Prince Harry and wife Meghan could make a fortune in North America but may not find the privacy there that they crave, say experts, as the royal family-loving United States buzzes with speculation about where the couple might live.
Celebrity speaking engagements, book and television deals, and even brand endorsements: the couple's opportunities on the other side of the Atlantic are "unlimited," according to public relations guru Ronn Torossian.
"Their global appeal rivals the Obamas, and their global appeal can rival Kylie Jenner or Jay Z or others," Torossian told AFP via email.
"There is no door which will not open for Harry and Meghan," added the CEO of New York City-based firm 5W Public Relations.
The Duke and Duchess of Sussex rocked the British monarchy Wednesday by announcing they were resigning from frontline royal duties and planned to balance their time between Britain and North America.
Harry 35, and Meghan, 38, said they were seeking "financial independence," pricking the ears of US talent managers who would love to get the prince and former actress on their books.
Sharron Elkabas, the chief executive of booking agency MN2S, said the couple could charge seven-figure fees for a single speaking engagement.
"Harry and Meghan would be one of the most valuable talents in the global industry and become extremely sought-after, receiving hundreds if not thousands of potential opportunities," Elkabas told AFP.
"As the most progressive royal couple to date, they represent a new era and a change in the royal rituals, which provides a unique angle and only serves to broaden their audience," he added, calling them "pioneers."
Analysts say they would likely restrict their work to the charity sector and causes they both believe in.
Last month, Britain's Daily Telegraph newspaper reported that Markle had recently reconnected with contacts in Los Angeles as part of plans to launch a charitable foundation in the United States.
"For a similar example, look at Barack and Michelle Obama: they will only speak at events that seek to change the lives of others or empower those in need," said Elkabas.
Torossian estimates that the photogenic and globally recognizable couple could even earn eight or nine figures annually in deals, if their status within the royal family allows it.
"Any publishing house in the world wants their book, any brand wants social media posts, and any company wants endorsement deals from them," he said.
Some commentators have suggested that the couple could sign a television deal with Oprah Winfrey.
The US talk show queen was a guest at their star-studded wedding in 2018 and Harry is already teaming up with her to produce a documentary series about mental health for Apple TV+.

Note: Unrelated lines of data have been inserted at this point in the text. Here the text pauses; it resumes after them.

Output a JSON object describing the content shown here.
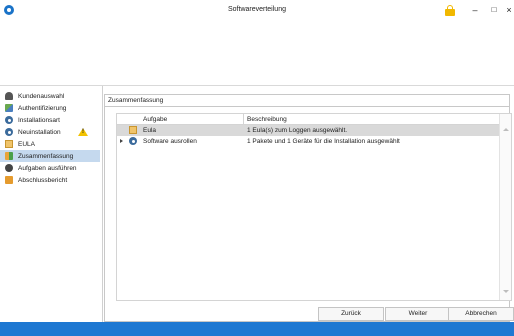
{
  "window": {
    "title": "Softwareverteilung",
    "controls": {
      "minimize": "–",
      "maximize": "□",
      "close": "×"
    }
  },
  "sidebar": {
    "items": [
      {
        "label": "Kundenauswahl",
        "icon": "user-icon"
      },
      {
        "label": "Authentifizierung",
        "icon": "auth-icon"
      },
      {
        "label": "Installationsart",
        "icon": "gear-icon"
      },
      {
        "label": "Neuinstallation",
        "icon": "gear-icon",
        "warning": true
      },
      {
        "label": "EULA",
        "icon": "document-icon"
      },
      {
        "label": "Zusammenfassung",
        "icon": "summary-icon",
        "active": true
      },
      {
        "label": "Aufgaben ausführen",
        "icon": "run-icon"
      },
      {
        "label": "Abschlussbericht",
        "icon": "report-icon"
      }
    ]
  },
  "group": {
    "title": "Zusammenfassung"
  },
  "table": {
    "columns": [
      "Aufgabe",
      "Beschreibung"
    ],
    "rows": [
      {
        "task": "Eula",
        "description": "1 Eula(s) zum Loggen ausgewählt.",
        "icon": "document-icon",
        "expandable": false,
        "selected": true
      },
      {
        "task": "Software ausrollen",
        "description": "1 Pakete und 1 Geräte für die Installation ausgewählt",
        "icon": "gear-icon",
        "expandable": true,
        "selected": false
      }
    ]
  },
  "footer": {
    "back_label": "Zurück",
    "next_label": "Weiter",
    "cancel_label": "Abbrechen"
  },
  "colors": {
    "accent": "#1e78d2",
    "active_nav": "#c5d9ee",
    "selected_row": "#d9d9d9",
    "lock": "#f1b800",
    "warning": "#f2c200"
  }
}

Monarchy-less America has long been obsessed with Britain's royal family.
The fascination is sometimes dated back to the abdication of King Edward VIII in 1936 to marry American divorcée Wallis Simpson.
The marriage into the family of LA-born actress Markle, whose mother is African-American, enhanced the admiration.

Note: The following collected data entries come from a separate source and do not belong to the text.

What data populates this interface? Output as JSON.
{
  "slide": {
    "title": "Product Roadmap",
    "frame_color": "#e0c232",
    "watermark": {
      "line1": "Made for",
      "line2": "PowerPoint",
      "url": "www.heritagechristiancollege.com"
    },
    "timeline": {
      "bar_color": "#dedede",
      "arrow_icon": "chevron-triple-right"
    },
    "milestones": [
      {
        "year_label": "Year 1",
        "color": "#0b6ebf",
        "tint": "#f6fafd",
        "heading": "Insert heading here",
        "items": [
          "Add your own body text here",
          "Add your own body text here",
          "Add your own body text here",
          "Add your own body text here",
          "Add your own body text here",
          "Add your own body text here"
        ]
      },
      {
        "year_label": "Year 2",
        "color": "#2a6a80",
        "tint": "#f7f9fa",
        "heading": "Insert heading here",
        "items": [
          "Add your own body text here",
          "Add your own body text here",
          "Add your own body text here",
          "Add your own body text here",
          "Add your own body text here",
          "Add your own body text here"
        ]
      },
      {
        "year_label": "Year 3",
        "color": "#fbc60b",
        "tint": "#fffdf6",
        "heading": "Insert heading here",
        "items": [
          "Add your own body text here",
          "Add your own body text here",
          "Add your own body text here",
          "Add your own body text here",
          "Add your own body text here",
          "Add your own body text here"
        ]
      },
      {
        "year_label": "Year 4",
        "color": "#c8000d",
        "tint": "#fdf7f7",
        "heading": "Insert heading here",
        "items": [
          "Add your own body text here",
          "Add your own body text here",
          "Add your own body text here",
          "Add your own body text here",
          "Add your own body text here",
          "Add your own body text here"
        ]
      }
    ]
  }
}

Almost 30 million television viewers tuned in for their wedding 2018, according to research firm Nielsen, well above the number who watched Harry's brother William tie the knot with Kate Middleton in 2011.

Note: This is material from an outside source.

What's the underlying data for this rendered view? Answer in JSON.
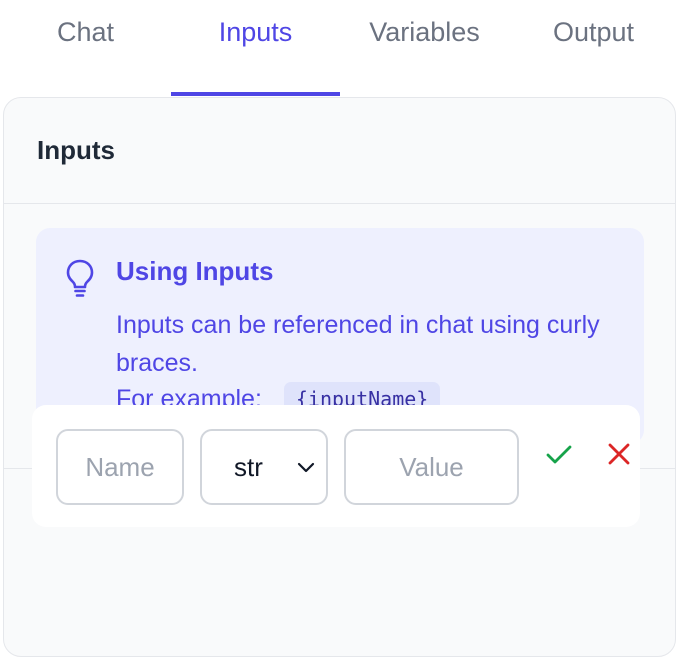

Speculation is rife in US tabloids about which North American city Harry and Meghan will choose to set up a home in.
The smart money seems to be on somewhere in Canada. The royals spent several weeks holidaying on Vancouver Island over Christmas and Markle lived in Toronto for several years while filming television series "Suits."
The New York Post, citing an unnamed source close to the couple, said Markle wanted to live in California, however. Her mother, Doria Ragland, lives in Los Angeles.
Harry's cousin Princess Beatrice lives and works in New York but the couple are unlikely to find the privacy there that they apparently desire to bring up their son Archie.
Experts say the United States will appeal to them because Americans do not tend to demonstrate the cynicism and dislike of the royal family that some Brits do.
"My sense is that Harry and Meghan feel similarly about America, the more relaxed environment where they're still appreciated," Boston University Associate Professor Arianne Chernock told AFP.
But she warns that they will have to be "judicious" about the choices they make, so as not to undermine the crown.
Analysts also say that America's voracious paparazzi and celebrity-obsessed culture mean they may not be able to carve out the lower profiles they desperately want.
In 2012, naked photos of Harry playing strip billiards in a Las Vegas hotel went viral.
"They will have to be vigilant in maintaining their privacy," said Torossian.